Since 2013, the secondary sector’s share of GDP has remained fairly constant (26.1% on average). The share of agriculture in GDP stagnated at 12.4% on average, despite the Moroccan Green Plan, with its goal of promoting agriculture and linking it more closely to industry. The unchanging GDP composition reflects the low productivity of agriculture and industry.
Efforts to improve macroeconomic conditions in 2019 will continue into 2020 and 2021. Budget policy will aim to accommodate a fall in grants from the Gulf Cooperation Council (GCC), rising social spending for more inclusive development, and more rigorous and prudent debt management. The fiscal deficit, financed by the domestic market, dropped to 3.6% of GDP in 2019 and should fall to 3.3% in 2021 with better fiscal performance and spending controls. The debt of state-owned enterprises was estimated at 16% of GDP in 2018.

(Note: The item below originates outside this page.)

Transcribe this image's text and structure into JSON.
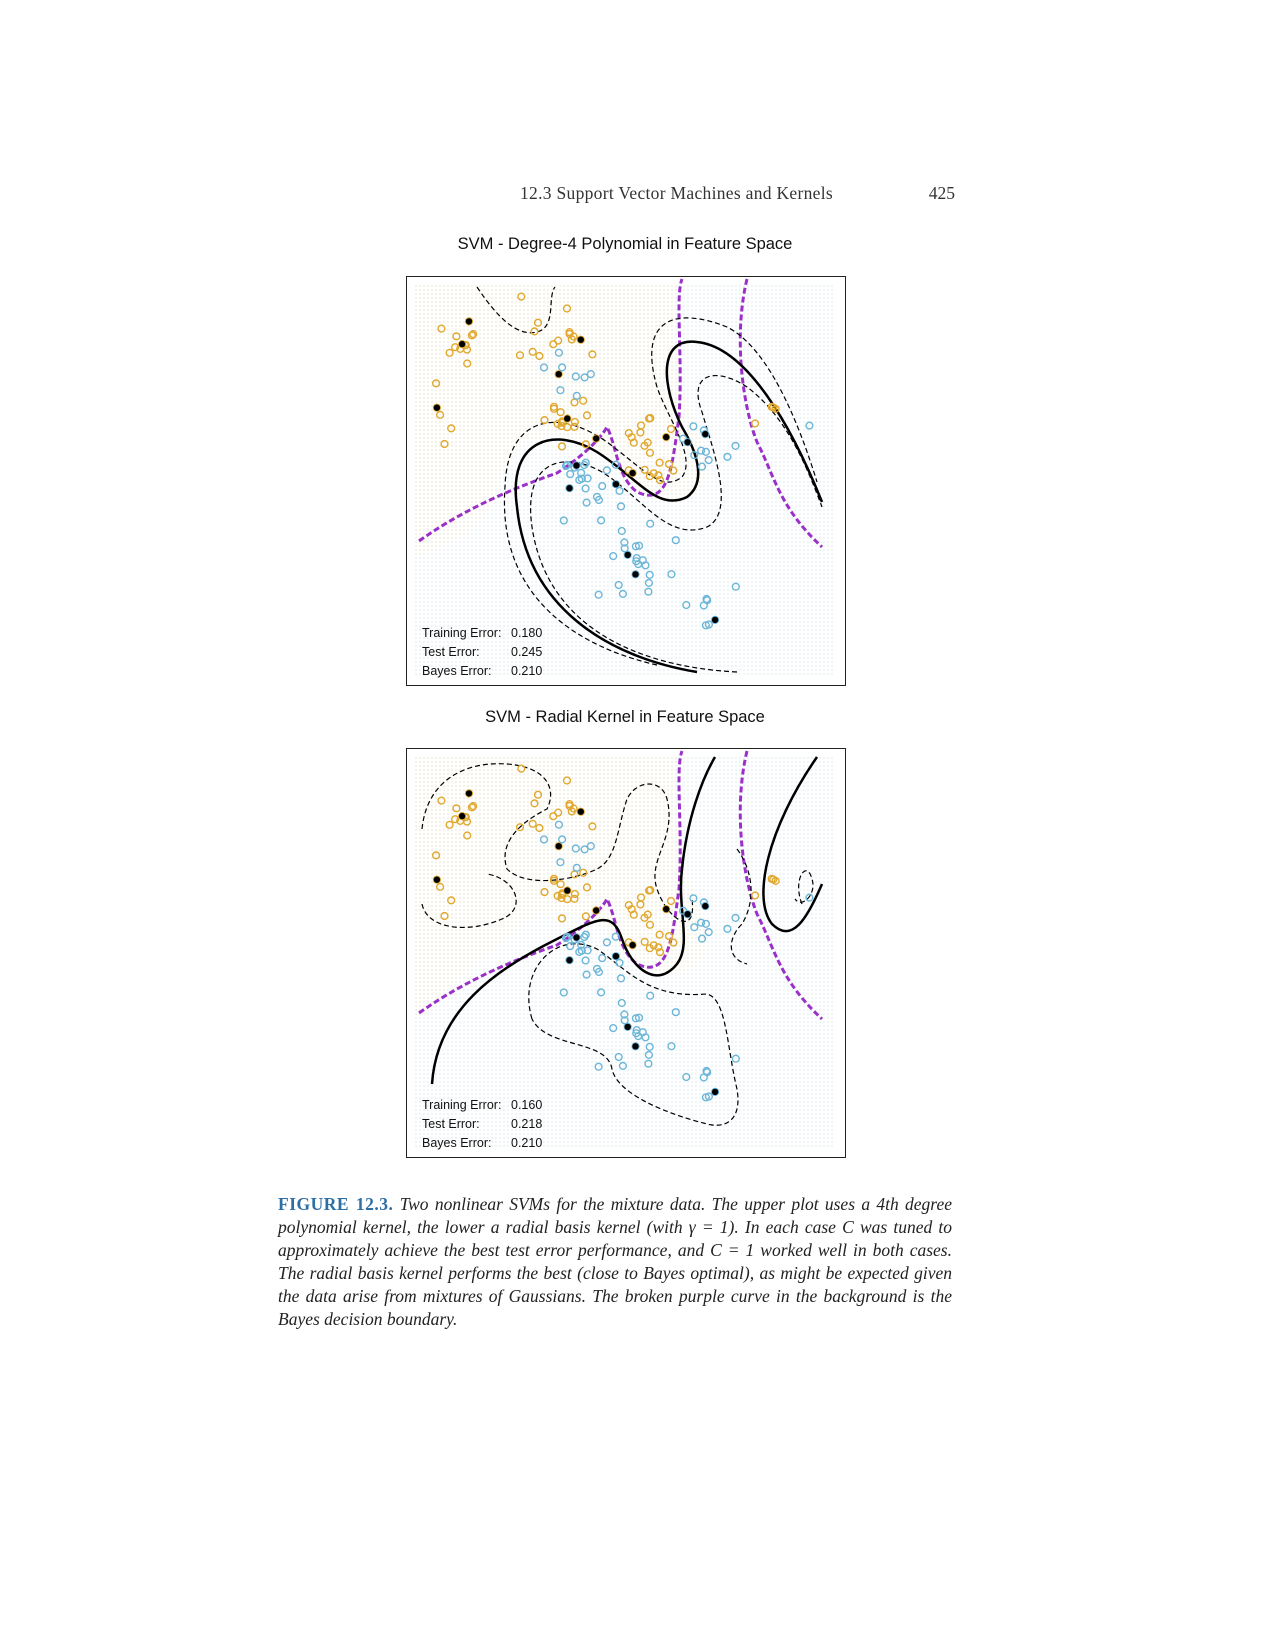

The restructuring of the debt portfolio with the GCC, which represented 4% of the treasury’s outstanding debt in 2018, is being expedited to limit the effects on currency volatility.
As a result of stronger real GDP growth, treasury debt, estimated at 65.3% of GDP in 2018, should fall to 65.1% in 2019, and to 63.1% in 2021. The current account deficit, 5.5% of GDP in 2018 due to the oil bill and capital goods imports, should fall gradually from 4.6% in 2019 to 3.9% in 2020 and 3.7% in 2021. Inflation is projected at about 1.0% for 2020–21.
Tailwinds and headwinds
The medium-term outlook remains positive, and real GDP growth should rebound to 3.7% in 2020 and reach 3.9% in 2021.
The country’s location can serve as a strategic hub for foreign companies looking to operate or set up business in Africa. The amended law on public–private partnerships and the advanced regionalization policy offer new investment opportunities. But the agricultural sector’s strong dependence on the climate could be a drag on growth.
The country faces three major structural challenges. First is developing human capital through education and training that correspond to the needs of the private sector. Second is rationalizing and optimizing the social protection system, which costs 3% of GDP, compared with 2% in other middle-income countries. And third is removing rigidities in the labor market to reduce youth unemployment.
Opening trade and services still controlled by state-owned enterprises to the private sector would promote competitiveness and reinvigorate the productivity of labor and capital inputs. And strengthening governance would increase the effectiveness of public activities and reduce spatial inequalities.